Unreal Nature

February 12, 2018

The Utterly Invisible Quality of Integrity

Filed under: Uncategorized — unrealnature @ 5:42 am

… The question is how truthful human beings really are; do they go along with the gang thing or do they do their own thinking?

This is from the Buckminster Fuller interview (1981) found in Robert Storr: Interviews on Art edited by Francesca Pietropaolo (2017):

[ … ]

Buckminster Fuller: … I had very bad eyesight — I was very farsighted. That made me cross-eyed: I didn’t have glasses then and my family just found my eyes to be goofy. And the family doctor said, “We don’t know much about eyes [nowadays] and they are a complicated subject. Hopefully, as he gets a little older, the muscles will take over and straighten out in a parallel fashion. If the situation doesn’t clear up by the time he is four years old, then as soon as he is four and a half you should take him to the eye doctor.”

[line break added] And that’s what happened. I was very farsighted and all we needed was for me to use some lenses to correct it. In recent years the lenses for glasses have reached a greater amplification power, but the degree of correction for my eyes is exactly the same. So all I have to do is take off my glasses to see what I saw before I was four and a half years old. I just get color. My mother couldn’t understand why I used to be in love with colors.

[line break added] When I went to kindergarten — this was before I wore glasses —one day the teacher brought wooden toothpicks and semi-dried peas — we didn’t have plastic in those days or things like that — and she told us kids to use those peas and stick the toothpick into them so that they would hold their shapes. She told us to make structures. All the other children with good eyesight saw rectilinear buildings and immediately made rectilinear structures, boxes. I didn’t see it and therefore I felt with my hands what would hold its shape. And only a triangle holds its shape.

[line break added] The fact that the peas semi-held it didn’t suit me at all, and so I made triangles and soon began to build a tetrahedron, and went on to make all these different structures out of triangles. This comes out of what I call the tetrahedron truss. Today it would be the isotropic vector matrix, the very essence of the core system of nature. At any rate, I made that with my hands and I remember the teacher calling all the other teachers to look at the strange thing this kid had done.

[ … ]

BF: … I had learned early on that there are different ways of seeing things. So when things seemed to be going badly for me, I’d always say to myself: “You know you’re able to lay down and see this very differently.” I think it has really helped me to grow and overcome through some terrifically difficult periods that most people would not, because they would see things and would not be used to the idea that you may see things in a completely different way. Psychologically it must have a very powerful effect on my life.

Robert Storr: There was a period like that in the 1920s when you had extreme difficulty making your ideas known to people, wasn’t there?

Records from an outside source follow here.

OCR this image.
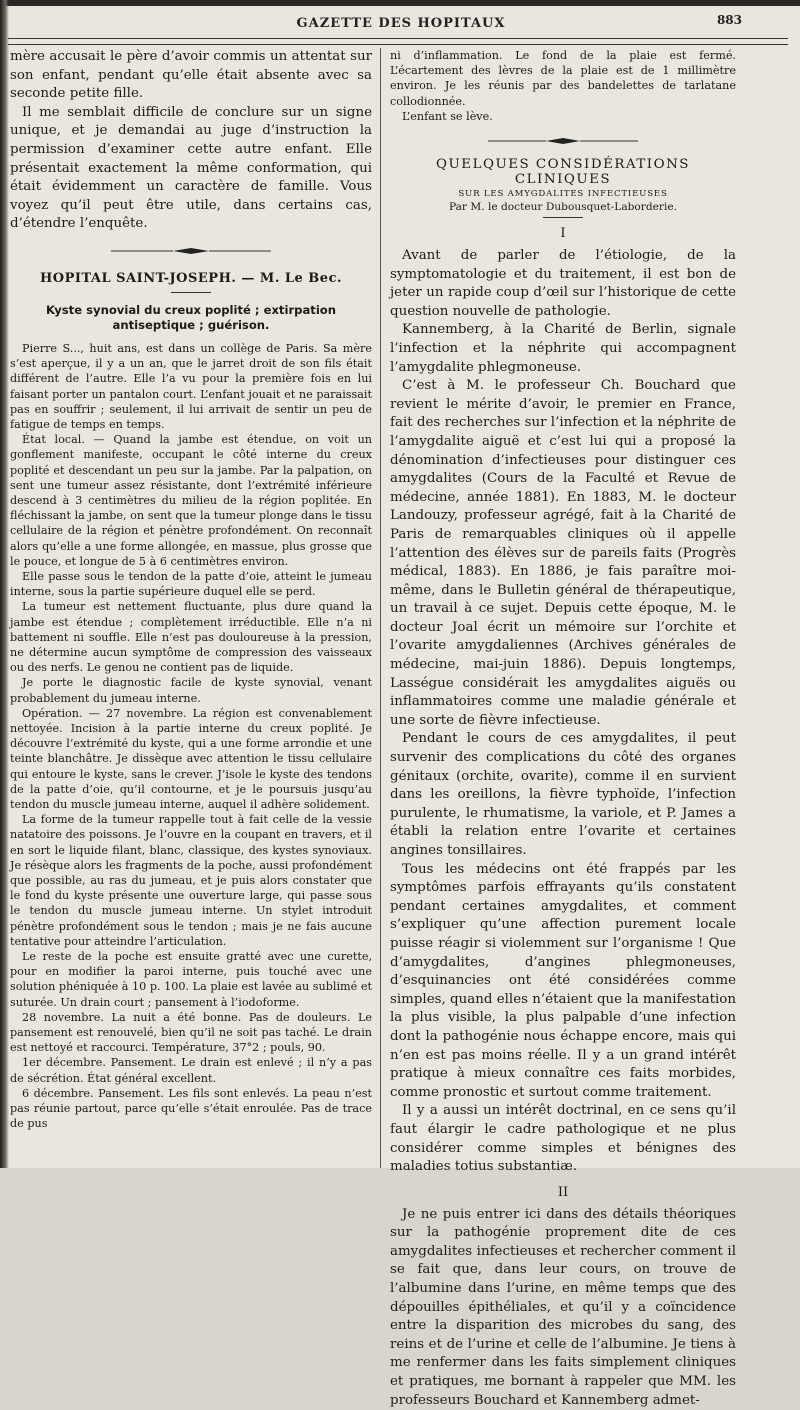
GAZETTE DES HOPITAUX	883

mère accusait le père d’avoir commis un attentat sur son enfant, pendant qu’elle était absente avec sa seconde petite fille.

Il me semblait difficile de conclure sur un signe unique, et je demandai au juge d’instruction la permission d’examiner cette autre enfant. Elle présentait exactement la même conformation, qui était évidemment un caractère de famille. Vous voyez qu’il peut être utile, dans certains cas, d’étendre l’enquête.

HOPITAL SAINT-JOSEPH. — M. Le Bec.
Kyste synovial du creux poplité ; extirpation antiseptique ; guérison.

Pierre S..., huit ans, est dans un collège de Paris. Sa mère s’est aperçue, il y a un an, que le jarret droit de son fils était différent de l’autre. Elle l’a vu pour la première fois en lui faisant porter un pantalon court. L’enfant jouait et ne paraissait pas en souffrir ; seulement, il lui arrivait de sentir un peu de fatigue de temps en temps.

État local. — Quand la jambe est étendue, on voit un gonflement manifeste, occupant le côté interne du creux poplité et descendant un peu sur la jambe. Par la palpation, on sent une tumeur assez résistante, dont l’extrémité inférieure descend à 3 centimètres du milieu de la région poplitée. En fléchissant la jambe, on sent que la tumeur plonge dans le tissu cellulaire de la région et pénètre profondément. On reconnaît alors qu’elle a une forme allongée, en massue, plus grosse que le pouce, et longue de 5 à 6 centimètres environ.

Elle passe sous le tendon de la patte d’oie, atteint le jumeau interne, sous la partie supérieure duquel elle se perd.

La tumeur est nettement fluctuante, plus dure quand la jambe est étendue ; complètement irréductible. Elle n’a ni battement ni souffle. Elle n’est pas douloureuse à la pression, ne détermine aucun symptôme de compression des vaisseaux ou des nerfs. Le genou ne contient pas de liquide.

Je porte le diagnostic facile de kyste synovial, venant probablement du jumeau interne.

Opération. — 27 novembre. La région est convenablement nettoyée. Incision à la partie interne du creux poplité. Je découvre l’extrémité du kyste, qui a une forme arrondie et une teinte blanchâtre. Je dissèque avec attention le tissu cellulaire qui entoure le kyste, sans le crever. J’isole le kyste des tendons de la patte d’oie, qu’il contourne, et je le poursuis jusqu’au tendon du muscle jumeau interne, auquel il adhère solidement.

La forme de la tumeur rappelle tout à fait celle de la vessie natatoire des poissons. Je l’ouvre en la coupant en travers, et il en sort le liquide filant, blanc, classique, des kystes synoviaux. Je résèque alors les fragments de la poche, aussi profondément que possible, au ras du jumeau, et je puis alors constater que le fond du kyste présente une ouverture large, qui passe sous le tendon du muscle jumeau interne. Un stylet introduit pénètre profondément sous le tendon ; mais je ne fais aucune tentative pour atteindre l’articulation.

Le reste de la poche est ensuite gratté avec une curette, pour en modifier la paroi interne, puis touché avec une solution phéniquée à 10 p. 100. La plaie est lavée au sublimé et suturée. Un drain court ; pansement à l’iodoforme.

28 novembre. La nuit a été bonne. Pas de douleurs. Le pansement est renouvelé, bien qu’il ne soit pas taché. Le drain est nettoyé et raccourci. Température, 37°2 ; pouls, 90.

1er décembre. Pansement. Le drain est enlevé ; il n’y a pas de sécrétion. État général excellent.

6 décembre. Pansement. Les fils sont enlevés. La peau n’est pas réunie partout, parce qu’elle s’était enroulée. Pas de trace de pus

ni d’inflammation. Le fond de la plaie est fermé. L’écartement des lèvres de la plaie est de 1 millimètre environ. Je les réunis par des bandelettes de tarlatane collodionnée.

L’enfant se lève.

QUELQUES CONSIDÉRATIONS CLINIQUES
SUR LES AMYGDALITES INFECTIEUSES
Par M. le docteur Dubousquet-Laborderie.
I

Avant de parler de l’étiologie, de la symptomatologie et du traitement, il est bon de jeter un rapide coup d’œil sur l’historique de cette question nouvelle de pathologie.

Kannemberg, à la Charité de Berlin, signale l’infection et la néphrite qui accompagnent l’amygdalite phlegmoneuse.

C’est à M. le professeur Ch. Bouchard que revient le mérite d’avoir, le premier en France, fait des recherches sur l’infection et la néphrite de l’amygdalite aiguë et c’est lui qui a proposé la dénomination d’infectieuses pour distinguer ces amygdalites (Cours de la Faculté et Revue de médecine, année 1881). En 1883, M. le docteur Landouzy, professeur agrégé, fait à la Charité de Paris de remarquables cliniques où il appelle l’attention des élèves sur de pareils faits (Progrès médical, 1883). En 1886, je fais paraître moi-même, dans le Bulletin général de thérapeutique, un travail à ce sujet. Depuis cette époque, M. le docteur Joal écrit un mémoire sur l’orchite et l’ovarite amygdaliennes (Archives générales de médecine, mai-juin 1886). Depuis longtemps, Lasségue considérait les amygdalites aiguës ou inflammatoires comme une maladie générale et une sorte de fièvre infectieuse.

Pendant le cours de ces amygdalites, il peut survenir des complications du côté des organes génitaux (orchite, ovarite), comme il en survient dans les oreillons, la fièvre typhoïde, l’infection purulente, le rhumatisme, la variole, et P. James a établi la relation entre l’ovarite et certaines angines tonsillaires.

Tous les médecins ont été frappés par les symptômes parfois effrayants qu’ils constatent pendant certaines amygdalites, et comment s’expliquer qu’une affection purement locale puisse réagir si violemment sur l’organisme ! Que d’amygdalites, d’angines phlegmoneuses, d’esquinancies ont été considérées comme simples, quand elles n’étaient que la manifestation la plus visible, la plus palpable d’une infection dont la pathogénie nous échappe encore, mais qui n’en est pas moins réelle. Il y a un grand intérêt pratique à mieux connaître ces faits morbides, comme pronostic et surtout comme traitement.

Il y a aussi un intérêt doctrinal, en ce sens qu’il faut élargir le cadre pathologique et ne plus considérer comme simples et bénignes des maladies totius substantiæ.

II

Je ne puis entrer ici dans des détails théoriques sur la pathogénie proprement dite de ces amygdalites infectieuses et rechercher comment il se fait que, dans leur cours, on trouve de l’albumine dans l’urine, en même temps que des dépouilles épithéliales, et qu’il y a coïncidence entre la disparition des microbes du sang, des reins et de l’urine et celle de l’albumine. Je tiens à me renfermer dans les faits simplement cliniques et pratiques, me bornant à rappeler que MM. les professeurs Bouchard et Kannemberg admet-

BF: Well, in fact there were several factors. First of all, I had a sister three years older than me. And she’d continually tell me what she could see, and I couldn’t see it, therefore, I assumed that she was making it up. And I wanted to respond and so I would tell her things that I could see, and I always got enormous laughs because [laughs] it was truly make believe.

[line break added] When I finally got my sight I realized that she hadn’t been making it up at all, but by this time I had a reputation for being funny and making up things and people would enjoy that. Now, this also brought about the fact that people did not tend to take me seriously or believe me. So when I had a serious invention and I found that people paid no attention yet, I said, “It’s going to be very important for people to get oriented by what is the truth.”

[ … ]

RS: I would like to read you a quote from your writing and ask if you could comment and enlarge on it. It says, “The great aesthetic that will inaugurate the twenty-first century will be the utterly invisible quality of integrity of the individual in doing the scientific discovery.” Could you expand on that a little?

BF: Aesthetic used to be visual. We are going completely into the invisible world. Think of all the chemistries, the alloys, the electronics that you can’t see. In the invisible world of electronics people make discoveries with the computer. But we [have] got to do it in such a way that we can have the confidence that the computer is not being corrupted. In dealing with the invisible, we have to have more and more confidence in the integrity of those operating in it.

[line break added] So I said that the great aesthetic will be integrity. And it will not be the integrity of corporations — they don’t have integrity anyway because they are simply drawn by how to make money or how to avoid taxes. The question is how truthful human beings really are; do they go along with the gang thing or do they do their own thinking?